Because an interchangeable biosimilar is expected to produce the same clinical results as the reference drug in any given patient, it's more like a generic drug in that it can automatically be substituted at pharmacies in most states when a doctor prescribes the original biologic.
However, a copy that's merely deemed a biosimilar – which is highly similar to the reference drug but may contain minor differences in clinically inactive components – cannot be automatically substituted. Subsequently, makers of U.S. biosimilars that aren't interchangeable will have to invest in selling doctors and payers on their discounted version of a biologic in hopes of generating prescriptions. (Most EU member states don't allow automatic substitution.)

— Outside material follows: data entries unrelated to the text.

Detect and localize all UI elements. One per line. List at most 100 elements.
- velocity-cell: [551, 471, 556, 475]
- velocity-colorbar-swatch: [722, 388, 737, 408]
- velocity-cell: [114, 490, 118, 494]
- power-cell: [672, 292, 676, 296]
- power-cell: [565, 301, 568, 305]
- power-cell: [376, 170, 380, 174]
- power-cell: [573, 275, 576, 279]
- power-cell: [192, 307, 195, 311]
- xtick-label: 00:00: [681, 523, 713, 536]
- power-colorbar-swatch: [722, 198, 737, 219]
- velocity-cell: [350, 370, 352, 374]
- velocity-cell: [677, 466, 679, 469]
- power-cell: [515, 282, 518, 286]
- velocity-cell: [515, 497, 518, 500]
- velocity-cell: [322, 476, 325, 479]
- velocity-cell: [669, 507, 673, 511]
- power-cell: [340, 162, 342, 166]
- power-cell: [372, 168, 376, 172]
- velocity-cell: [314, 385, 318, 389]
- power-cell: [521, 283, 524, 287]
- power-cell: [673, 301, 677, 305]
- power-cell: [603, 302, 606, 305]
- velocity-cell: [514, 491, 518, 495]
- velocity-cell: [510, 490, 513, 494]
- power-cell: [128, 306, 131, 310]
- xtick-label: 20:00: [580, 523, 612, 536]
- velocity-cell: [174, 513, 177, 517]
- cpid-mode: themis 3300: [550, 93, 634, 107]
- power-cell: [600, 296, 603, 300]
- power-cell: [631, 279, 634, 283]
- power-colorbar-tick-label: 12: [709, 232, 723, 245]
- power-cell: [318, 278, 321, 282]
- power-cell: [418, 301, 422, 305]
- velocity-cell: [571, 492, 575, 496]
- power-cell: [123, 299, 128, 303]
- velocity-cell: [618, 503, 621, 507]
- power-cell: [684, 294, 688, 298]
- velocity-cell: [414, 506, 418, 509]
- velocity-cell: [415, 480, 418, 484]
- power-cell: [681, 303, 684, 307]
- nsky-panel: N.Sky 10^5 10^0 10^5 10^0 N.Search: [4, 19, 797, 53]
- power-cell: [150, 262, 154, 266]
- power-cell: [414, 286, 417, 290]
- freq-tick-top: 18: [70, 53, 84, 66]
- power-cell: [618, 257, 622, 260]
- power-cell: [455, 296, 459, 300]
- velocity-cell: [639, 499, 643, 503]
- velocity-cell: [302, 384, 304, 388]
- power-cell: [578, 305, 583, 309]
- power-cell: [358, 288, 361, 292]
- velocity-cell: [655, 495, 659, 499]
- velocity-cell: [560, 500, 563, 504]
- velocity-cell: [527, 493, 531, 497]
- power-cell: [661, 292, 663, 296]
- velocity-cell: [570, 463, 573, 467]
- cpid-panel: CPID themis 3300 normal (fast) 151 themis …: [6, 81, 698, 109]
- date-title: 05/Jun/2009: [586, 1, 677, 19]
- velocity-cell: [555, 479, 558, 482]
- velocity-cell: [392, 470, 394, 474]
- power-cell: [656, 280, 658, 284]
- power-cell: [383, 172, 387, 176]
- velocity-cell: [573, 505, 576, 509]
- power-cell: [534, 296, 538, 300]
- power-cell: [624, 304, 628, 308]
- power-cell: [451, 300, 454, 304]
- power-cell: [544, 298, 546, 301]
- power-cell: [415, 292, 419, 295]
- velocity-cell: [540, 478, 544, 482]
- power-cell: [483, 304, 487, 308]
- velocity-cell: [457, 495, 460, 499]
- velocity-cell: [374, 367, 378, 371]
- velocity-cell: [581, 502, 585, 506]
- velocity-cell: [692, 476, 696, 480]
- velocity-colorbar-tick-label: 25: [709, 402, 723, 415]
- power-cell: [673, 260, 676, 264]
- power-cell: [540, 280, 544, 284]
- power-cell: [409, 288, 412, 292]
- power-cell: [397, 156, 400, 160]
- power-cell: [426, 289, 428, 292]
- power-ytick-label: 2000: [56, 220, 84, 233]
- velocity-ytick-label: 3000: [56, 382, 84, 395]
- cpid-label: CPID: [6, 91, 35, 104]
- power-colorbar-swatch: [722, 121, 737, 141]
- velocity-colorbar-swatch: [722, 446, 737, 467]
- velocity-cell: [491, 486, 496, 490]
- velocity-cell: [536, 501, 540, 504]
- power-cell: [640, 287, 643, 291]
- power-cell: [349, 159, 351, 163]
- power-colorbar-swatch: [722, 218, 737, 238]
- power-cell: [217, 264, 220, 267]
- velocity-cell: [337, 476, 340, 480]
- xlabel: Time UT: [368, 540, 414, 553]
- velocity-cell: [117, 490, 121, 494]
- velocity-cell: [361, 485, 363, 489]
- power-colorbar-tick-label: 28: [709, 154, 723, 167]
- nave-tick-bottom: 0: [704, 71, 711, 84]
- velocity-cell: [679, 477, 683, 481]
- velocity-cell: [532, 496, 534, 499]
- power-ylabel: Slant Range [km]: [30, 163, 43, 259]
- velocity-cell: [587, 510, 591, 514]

In the early days, biosimilars are expected to offer only a 20 percent to 30 percent discount over the reference product, many of which are well-known blockbuster biologics. Drugmakers could lower the price of the established drug, removing any incentive for prescribing a new-to-the-market biosimilar.
The future could be different for interchangeables. Because of automatic substitution, sponsors of interchangeables in the U.S. may be able to forgo much of that marketing effort, especially to physicians. Given the benefits, many companies developing biosimilars for the U.S. market are hoping to demonstrate interchangeability, even though the FDA has yet to issue guidance on how to do that.
When interchangeables hit the U.S. market, Wheeler expects a more aggressive uptake than what the EU has witnessed. The difference, he said, is that, in the U.S., market adoption will be driven by a community that's already used to substitution.
That's not to say biosimilars will have a warm greeting throughout the U.S. While Congress gave the FDA the authority to approve biosimilars and interchangeable biologics in 2010, whether – and how – automatic pharmacy substitution for interchangeables is allowed is up to state law. Because of the newness of the concept, some states are implementing safeguards to better track adverse events from substituted biosimilars. (See BioWorld Today, Jan. 29, 2013.)
Virginia was the first state to pass a law limiting pharmacy substitution and setting up notification procedures. The law permits substitution of interchangeables unless the prescriber or patient specifies no substitutions, and it requires pharmacists to inform patients of a substitution. (See BioWorld Today, March 22, 2013.)
To aid pharmacovigilance, Virginia requires pharmacists to record the brand or product name and the name of the manufacturer on the record of dispensing and the prescription label. Until July 1, 2015, pharmacists also must notify prescribers of a substitution and give patients retail cost information for both the prescribed biologic and the interchangeable biosimilar. North Dakota, Oregon and Utah have passed similar laws. But Arizona, Colorado, Florida, Illinois, Indiana, Maryland, Mississippi, Nevada, Texas and Washington rejected bills that would have made substitution burdensome for the pharmacy and physician. (See BioWorld Today, May 8, 2013.)
Similar legislation is still under consideration in California, Massachusetts, Oregon and Pennsylvania, and the Arkansas General Assembly has referred the measure to a study committee.
Regardless of burdens the states may impose, Wheeler said he thinks the future looks bright for interchangeable biosimilars in the U.S. The initial discounts won't be as steep as that seen with generic drugs because of the complexity of biologics and the cost of developing them, he said.
But in the very long term, as more bioimilars compete in the same space and scientific advances reduce manufacturing costs, he expects deeper discounts, possibly rivaling those of generics. "This will become a generics industry," he said.